Si AstraZeneca a choisi pour l’instant de privilégier ses livraisons à Londres plutôt qu’à Bruxelles, c’est aussi parce que les élus britanniques, qui ont des comptes à rendre à leurs électeurs, ont passé leurs commandes plus tôt que les technocrates européens qui n’ont, eux, de comptes à rendre à personne. Dans un texte qui a fait le tour des capitales, l’économiste allemand Hans-Werner Sinn, de l’Université de Munich, n’hésite pas à parler de « la débâcle vaccinale de l’Europe ».


Certes, la mondialisation est là pour rester. Et certains de ces aspects pourraient même s’accentuer.

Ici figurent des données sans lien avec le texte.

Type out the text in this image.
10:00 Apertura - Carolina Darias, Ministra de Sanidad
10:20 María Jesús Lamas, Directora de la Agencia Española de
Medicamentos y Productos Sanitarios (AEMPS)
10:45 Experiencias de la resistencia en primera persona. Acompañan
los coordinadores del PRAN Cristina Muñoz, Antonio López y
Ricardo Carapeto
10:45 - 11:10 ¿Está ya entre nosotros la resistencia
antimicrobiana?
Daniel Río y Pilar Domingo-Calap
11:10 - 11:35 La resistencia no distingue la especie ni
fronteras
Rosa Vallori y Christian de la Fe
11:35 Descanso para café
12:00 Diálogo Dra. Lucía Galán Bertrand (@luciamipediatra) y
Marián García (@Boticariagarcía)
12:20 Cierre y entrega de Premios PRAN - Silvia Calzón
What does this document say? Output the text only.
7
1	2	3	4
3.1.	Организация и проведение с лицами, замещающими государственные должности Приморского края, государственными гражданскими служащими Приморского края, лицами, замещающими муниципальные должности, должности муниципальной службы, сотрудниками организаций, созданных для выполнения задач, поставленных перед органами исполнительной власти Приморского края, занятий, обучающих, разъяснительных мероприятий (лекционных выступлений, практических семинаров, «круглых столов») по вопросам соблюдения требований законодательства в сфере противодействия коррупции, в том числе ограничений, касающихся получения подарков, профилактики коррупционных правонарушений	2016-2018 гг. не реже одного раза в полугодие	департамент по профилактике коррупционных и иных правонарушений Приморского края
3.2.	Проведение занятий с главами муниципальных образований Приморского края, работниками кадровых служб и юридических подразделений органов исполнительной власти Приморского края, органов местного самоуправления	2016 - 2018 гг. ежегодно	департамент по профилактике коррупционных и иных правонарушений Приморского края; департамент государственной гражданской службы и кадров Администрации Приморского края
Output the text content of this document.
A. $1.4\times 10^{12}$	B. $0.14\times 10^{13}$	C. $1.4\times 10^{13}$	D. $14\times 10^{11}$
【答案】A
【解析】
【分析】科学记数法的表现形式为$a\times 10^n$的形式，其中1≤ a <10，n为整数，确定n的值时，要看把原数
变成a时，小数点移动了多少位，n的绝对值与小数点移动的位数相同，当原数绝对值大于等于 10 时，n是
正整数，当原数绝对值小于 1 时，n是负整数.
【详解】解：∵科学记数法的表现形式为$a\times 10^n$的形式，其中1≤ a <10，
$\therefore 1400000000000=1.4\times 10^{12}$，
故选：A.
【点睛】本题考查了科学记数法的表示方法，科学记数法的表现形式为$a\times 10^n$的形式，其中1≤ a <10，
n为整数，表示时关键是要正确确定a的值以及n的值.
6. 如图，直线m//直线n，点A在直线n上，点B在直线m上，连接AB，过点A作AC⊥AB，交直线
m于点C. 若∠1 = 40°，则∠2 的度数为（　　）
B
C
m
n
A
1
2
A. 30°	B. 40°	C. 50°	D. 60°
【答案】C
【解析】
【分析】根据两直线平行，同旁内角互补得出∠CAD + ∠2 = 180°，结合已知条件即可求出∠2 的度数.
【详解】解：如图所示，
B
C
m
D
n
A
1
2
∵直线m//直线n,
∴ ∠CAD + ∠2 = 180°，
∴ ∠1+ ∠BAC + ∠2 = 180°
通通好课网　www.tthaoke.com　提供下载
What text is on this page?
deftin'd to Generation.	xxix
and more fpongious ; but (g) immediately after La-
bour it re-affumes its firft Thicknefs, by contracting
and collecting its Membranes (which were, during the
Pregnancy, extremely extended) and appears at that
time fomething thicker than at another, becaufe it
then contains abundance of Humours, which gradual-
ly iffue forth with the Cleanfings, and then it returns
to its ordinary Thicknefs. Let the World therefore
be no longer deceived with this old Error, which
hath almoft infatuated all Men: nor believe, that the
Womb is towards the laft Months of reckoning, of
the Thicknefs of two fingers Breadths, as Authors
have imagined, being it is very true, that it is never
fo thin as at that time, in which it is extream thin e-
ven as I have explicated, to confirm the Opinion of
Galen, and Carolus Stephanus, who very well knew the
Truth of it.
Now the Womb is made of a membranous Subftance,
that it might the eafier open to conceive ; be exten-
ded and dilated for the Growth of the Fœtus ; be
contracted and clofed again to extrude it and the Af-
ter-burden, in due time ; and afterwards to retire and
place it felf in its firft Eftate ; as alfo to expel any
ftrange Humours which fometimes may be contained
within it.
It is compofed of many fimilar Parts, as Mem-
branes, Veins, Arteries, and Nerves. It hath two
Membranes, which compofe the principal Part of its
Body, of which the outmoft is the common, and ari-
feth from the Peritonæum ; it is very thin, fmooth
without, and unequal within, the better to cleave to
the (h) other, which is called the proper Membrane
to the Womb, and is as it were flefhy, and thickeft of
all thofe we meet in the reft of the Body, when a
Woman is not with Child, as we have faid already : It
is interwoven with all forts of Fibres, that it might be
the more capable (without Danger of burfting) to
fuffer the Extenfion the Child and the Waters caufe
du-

Mais, est-ce un hasard si les pays qui ont pris le plus d’avance dans la vaccination (Israël, États-Unis, Royaume-Uni) sont des pays où le sentiment national est fort ? Un sentiment qui est partout en recrudescence tant la nation demeure l’ultime protection des peuples. L’historien anglais Robert Tombs rappelait d’ailleurs récemment que sans souveraineté, la démocratie « n’a pas de sens ».


À Paris, on se souvient que ce sont les Québécois qui ont remis au goût du jour cette belle idée de souveraineté. À défaut de la faire, du moins pour l’instant, ils auront été les premiers à populariser le mot.